Eighteen people are dead in riots in Santiago, the once-halcyon capital of Chile, a beautiful city long favored as an expat retirement haven. The scale of violence, as well as the death toll, surpass the toll in Hong Kong after months of disturbances. In Chile, the trigger for riots was an increase in the cost of public transportation. In Hong Kong, it was a proposed change in the autonomous region’s extradition law.
No two cities could be more different than Hong Kong and Santiago. It is hard to find any common political theme. But they have something significant in common: Real estate bubbles in both venues have priced housing outside the means of ordinary people, and especially young people.
As the charts below make clear, the cost of housing has risen much faster than wages in Chile and Hong Kong.
Commentaries in the world media, from the New York Times to Germany’s Die Welt, point to “inequality” as the source of Chilean rancor. That’s partly true, but misleading. It isn’t inequality as such that drives people into the streets, but harsh fact that decent living space is inaccessible to the less affluent.
According to a Sept. 19 Washington Post commentary, “Hong Kong’s real estate has for years been ranked the world’s least affordable. For example, a one-bedroom unit in Tuen Mun in the New Territories – about an hour by subway way from Central, the main business district – costs the same as a two-bedroom apartment on New York’s upmarket Upper East Side. Prices have risen by 48% over the past five years. According to Demographia, it takes almost 21 years of an average household’s entire income to purchase a home, compared with 12.6 years in Vancouver and 8.3 years in London. Renting is hardly more palatable. Rates for apartments in the ex-British colony are higher than for similar-sized dwellings in San Francisco, New York City and Zurich.”

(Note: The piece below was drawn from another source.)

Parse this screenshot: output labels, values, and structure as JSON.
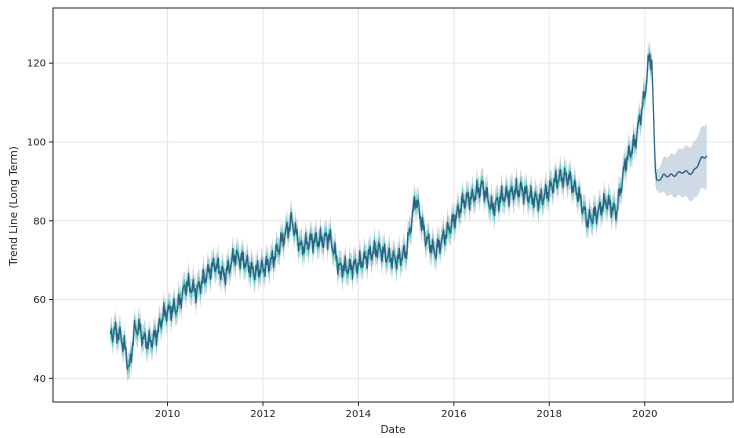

Chile’s government raised the minimum wage to 350,000 pesos a month, or US$482. The average monthly wage is about $795.The average monthly rent for a one-bedroom apartment in Santiago is about $460 a month (a one-bedroom on the outskirts will rent for $389 a month, according to numbeo.com). A three-bedroom apartment rents for $800 a month inside Santiago and $669 in the suburbs. As in Hong Kong, the numbers don’t add up: both labor-market entrants and older workers struggle to pay rent. It’s not surprising that an increase in rapid transit fares sparked protests.
Around the world, housing prices have risen much faster than incomes. Hong Kong and Santiago are among the most egregious cases. The problem isn’t the housing market as such, but the market for al income-earning assets. After the 2008 financial crisis, central banks around the world kept interest rates extraordinary low. Nearly $20 trillion of government bonds now trade at negative interest rates, something rarely seen before in financial history, and never for such an extended period and on such a scale.
That forces investors to shift money from government bonds to other income-earning assets, notably real estate, as well as equities. Loose monetary policy, though, hasn’t produced a corresponding boom in productivity-enhancing capital assets. Labor productivity has lagged through the past 10 years of monetary laxity. That explains why asset prices have outstripped wages. Real estate is simply another asset class, a bubble on the wave of monetary easing.
The asset price bubble disrupts the lives of families around the world. In the United States, the rate of home ownership has fallen from an all-time high in the mid-2000s to the lowest level since the 1960s.
In northern Europe, central bankers warn darkly of a wave of wealth destruction were the present bubble in real estate prices to explode.
Redistributing income won’t satisfy the protesters in Santiago or Hong Kong. The issue isn’t inequality, but rather the radical redistribution of wealth in favor of pre-existing holders of assets due to low or negative interest rates worldwide.
The root cause of the problem is the lack of high-productivity outlets for capital investment that would also raise the marginal product of labor and support a rise in real wages.